We both chose a college that required some hours of effort to get home, and there we jumped further into exploring new places. Domestic spring break service trips (me), road trips throughout New England for cycling races (him), a summer language program in Mexico (him), winter break service trips in Belize (me), a semester abroad in Ecuador (him), a summer abroad in Europe (me). Looking back at it, I can see there was a thrill in both the activity and the destination; each adventure stretched us and changed us in different ways.
A year and half after graduation, two more trips to Ecuador complete, we soaked up Mexico's November sun, hoping it would carry us through the snow and wind of the coming winter. Our honeymoon conversation landed on travel and dreams of more adventures.
Where could we go? How long could we go for? Could we ever live abroad? I honestly don't remember the specifics of that conversation, but I left it knowing there was so much more we wanted to see and experience.
That was almost 9 years ago. The files of pictures, many of them still waiting to be turned into albums, show a young marriage that followed through on the honeymoon conversation. There have been plenty of hiccups along the way: countless hours of work to save money and accumulate time off, many more hours plotting and planning, an agonizing stomach virus in Vienna followed by a ruptured eardrum on the way home, debilitating tendonitis on a hiking trip in Spain, inexplicable tears at a cruise port in Croatia, a broken camera in Nice, mechanical delays and weather delays and missed connections and rerouted flights. Yet, we want nothing more than to continue on and to share this love of adventure with our daughter.
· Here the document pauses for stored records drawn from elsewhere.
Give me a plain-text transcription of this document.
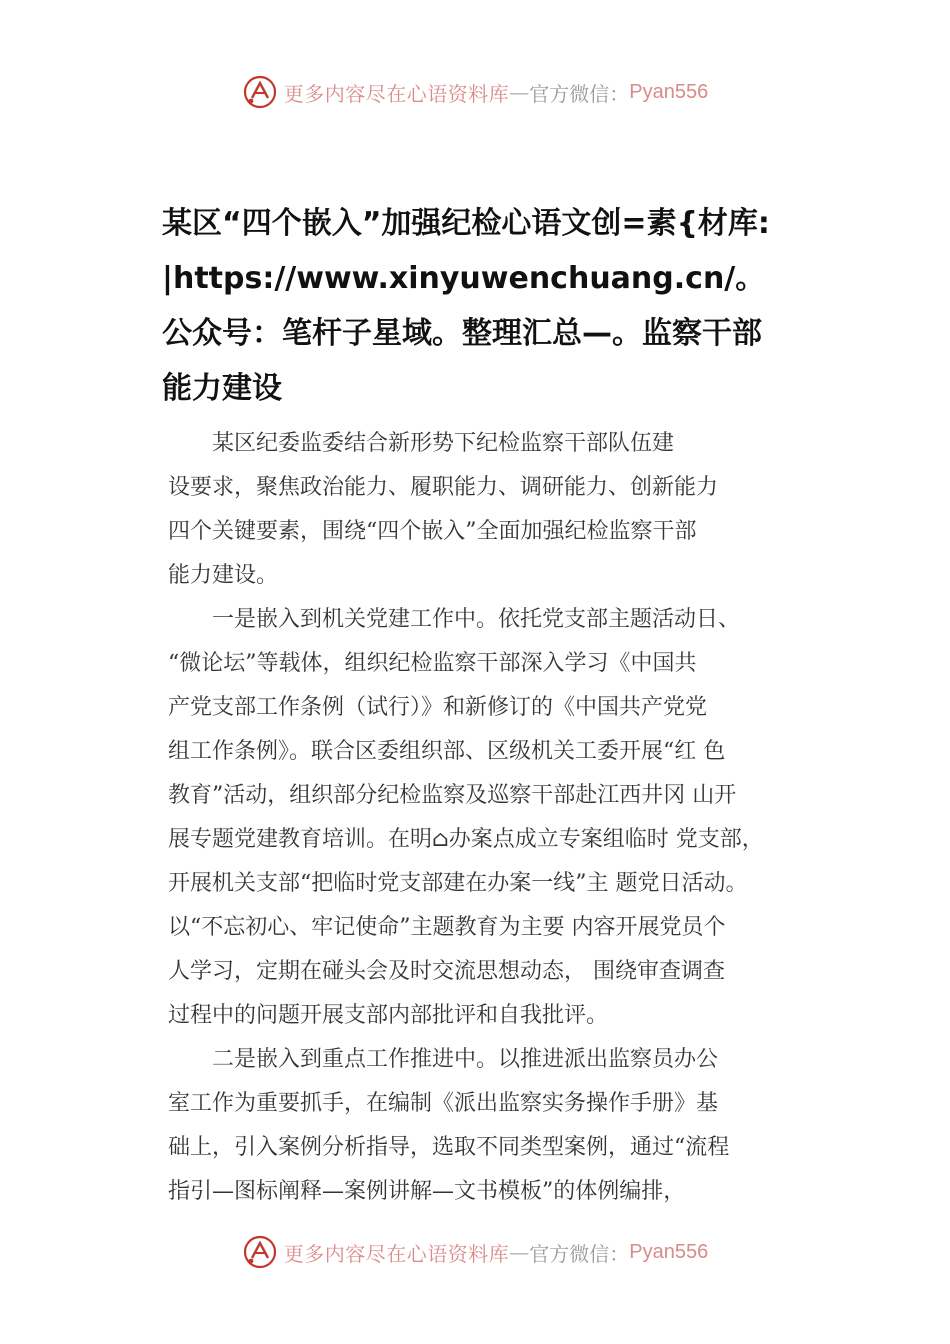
更多内容尽在心语资料库 — 官方微信： Pyan556
某区“四个嵌入”加强纪检心语文创=素{材库:
|https://www.xinyuwenchuang.cn/。
公众号：笔杆子星域。整理汇总—。监察干部
能力建设
　　某区纪委监委结合新形势下纪检监察干部队伍建
设要求，聚焦政治能力、履职能力、调研能力、创新能力
四个关键要素，围绕“四个嵌入”全面加强纪检监察干部
能力建设。
　　一是嵌入到机关党建工作中。依托党支部主题活动日、
“微论坛”等载体，组织纪检监察干部深入学习《中国共
产党支部工作条例（试行）》和新修订的《中国共产党党
组工作条例》。联合区委组织部、区级机关工委开展“红 色
教育”活动，组织部分纪检监察及巡察干部赴江西井冈 山开
展专题党建教育培训。在明⌂办案点成立专案组临时 党支部，
开展机关支部“把临时党支部建在办案一线”主 题党日活动。
以“不忘初心、牢记使命”主题教育为主要 内容开展党员个
人学习，定期在碰头会及时交流思想动态， 围绕审查调查
过程中的问题开展支部内部批评和自我批评。
　　二是嵌入到重点工作推进中。以推进派出监察员办公
室工作为重要抓手，在编制《派出监察实务操作手册》基
础上，引入案例分析指导，选取不同类型案例，通过“流程
指引—图标阐释—案例讲解—文书模板”的体例编排，
更多内容尽在心语资料库 — 官方微信： Pyan556
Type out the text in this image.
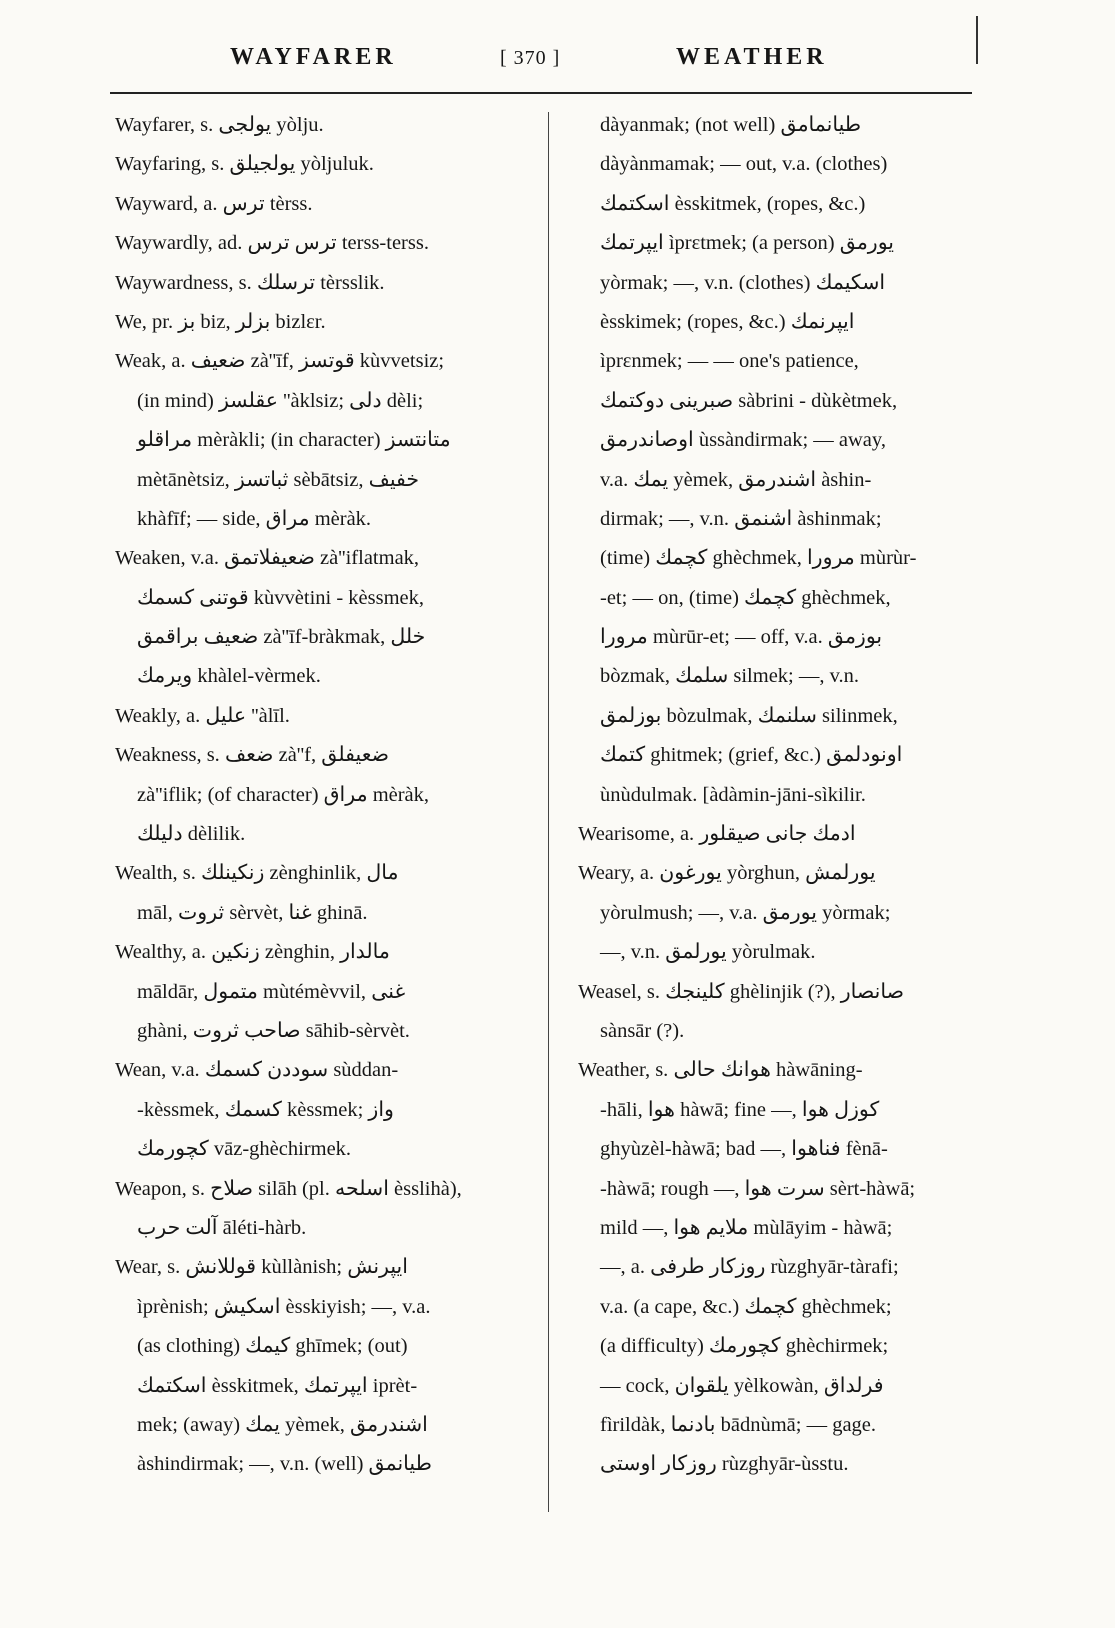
WAYFARER	[ 370 ]	WEATHER
Wayfarer, s. يولجى yòlju.
Wayfaring, s. يولجيلق yòljuluk.
Wayward, a. ترس tèrss.
Waywardly, ad. ترس ترس terss-terss.
Waywardness, s. ترسلك tèrsslik.
We, pr. بز biz, بزلر bizlɛr.
Weak, a. ضعيف zà''īf, قوتسز kùvvetsiz;
(in mind) عقلسز ''àklsiz; دلى dèli;
مراقلو mèràkli; (in character) متانتسز
mètānètsiz, ثباتسز sèbātsiz, خفيف
khàfīf; — side, مراق mèràk.
Weaken, v.a. ضعيفلاتمق zà''iflatmak,
قوتنى كسمك kùvvètini - kèssmek,
ضعيف براقمق zà''īf-bràkmak, خلل
ويرمك khàlel-vèrmek.
Weakly, a. عليل ''àlīl.
Weakness, s. ضعف zà''f, ضعيفلق
zà''iflik; (of character) مراق mèràk,
دليلك dèlilik.
Wealth, s. زنكينلك zènghinlik, مال
māl, ثروت sèrvèt, غنا ghinā.
Wealthy, a. زنكين zènghin, مالدار
māldār, متمول mùtémèvvil, غنى
ghàni, صاحب ثروت sāhib-sèrvèt.
Wean, v.a. سوددن كسمك sùddan-
-kèssmek, كسمك kèssmek; واز
كچورمك vāz-ghèchirmek.
Weapon, s. صلاح silāh (pl. اسلحه èsslihà),
آلت حرب āléti-hàrb.
Wear, s. قوللانش kùllànish; ايپرنش
ìprènish; اسكيش èsskiyish; —, v.a.
(as clothing) كيمك ghīmek; (out)
اسكتمك èsskitmek, ايپرتمك iprèt-
mek; (away) يمك yèmek, اشندرمق
àshindirmak; —, v.n. (well) طيانمق
dàyanmak; (not well) طيانمامق
dàyànmamak; — out, v.a. (clothes)
اسكتمك èsskitmek, (ropes, &c.)
ايپرتمك ìprɛtmek; (a person) يورمق
yòrmak; —, v.n. (clothes) اسكيمك
èsskimek; (ropes, &c.) ايپرنمك
ìprɛnmek; — — one's patience,
صبرينى دوكتمك sàbrini - dùkètmek,
اوصاندرمق ùssàndirmak; — away,
v.a. يمك yèmek, اشندرمق àshin-
dirmak; —, v.n. اشنمق àshinmak;
(time) كچمك ghèchmek, مرورا mùrùr-
-et; — on, (time) كچمك ghèchmek,
مرورا mùrūr-et; — off, v.a. بوزمق
bòzmak, سلمك silmek; —, v.n.
بوزلمق bòzulmak, سلنمك silinmek,
كتمك ghitmek; (grief, &c.) اونودلمق
ùnùdulmak. [àdàmin-jāni-sìkilir.
Wearisome, a. ادمك جانى صيقلور
Weary, a. يورغون yòrghun, يورلمش
yòrulmush; —, v.a. يورمق yòrmak;
—, v.n. يورلمق yòrulmak.
Weasel, s. كلينجك ghèlinjik (?), صانصار
sànsār (?).
Weather, s. هوانك حالى hàwāning-
-hāli, هوا hàwā; fine —, كوزل هوا
ghyùzèl-hàwā; bad —, فناهوا fènā-
-hàwā; rough —, سرت هوا sèrt-hàwā;
mild —, ملايم هوا mùlāyim - hàwā;
—, a. روزكار طرفى rùzghyār-tàrafi;
v.a. (a cape, &c.) كچمك ghèchmek;
(a difficulty) كچورمك ghèchirmek;
— cock, يلقوان yèlkowàn, فرلداق
fìrildàk, بادنما bādnùmā; — gage.
روزكار اوستى rùzghyār-ùsstu.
For my husband, the planning process is a huge part of the fun. He works in numbers and travels for work, so the game of airline points and hotel points and transferrable credit card points have morphed into a sort of hobby for him. He manages to take our existing expenses and arrange them to earn travel points back for us. Then, the dreaming begins. How can we maximize those earnings? What is the most exciting, perhaps indirect, route we can take to a destination?
I participate in the dreaming, I answer questions about preferences, I pack and run the last minute errands, I start home projects that are too big in the 24 hours leading up to our flight (i.e. complete overhauls of both our closets, cleaning the house we moved out of the day before).
This year I've been scrolling through pictures of past trips - purging, sorting, tidying, saving - which immediately makes me both grateful for the experience and desperate to go somewhere again. Today I'll make meals, run to Target, and play in the sandbox. I'll also be looking forward to a big trip in a few short weeks and imagining the everyday adventures that will unfold between now and then.
And so, whether it's travel or something else, dream it, plan it, do it. I can't figure out the downside to any part of that.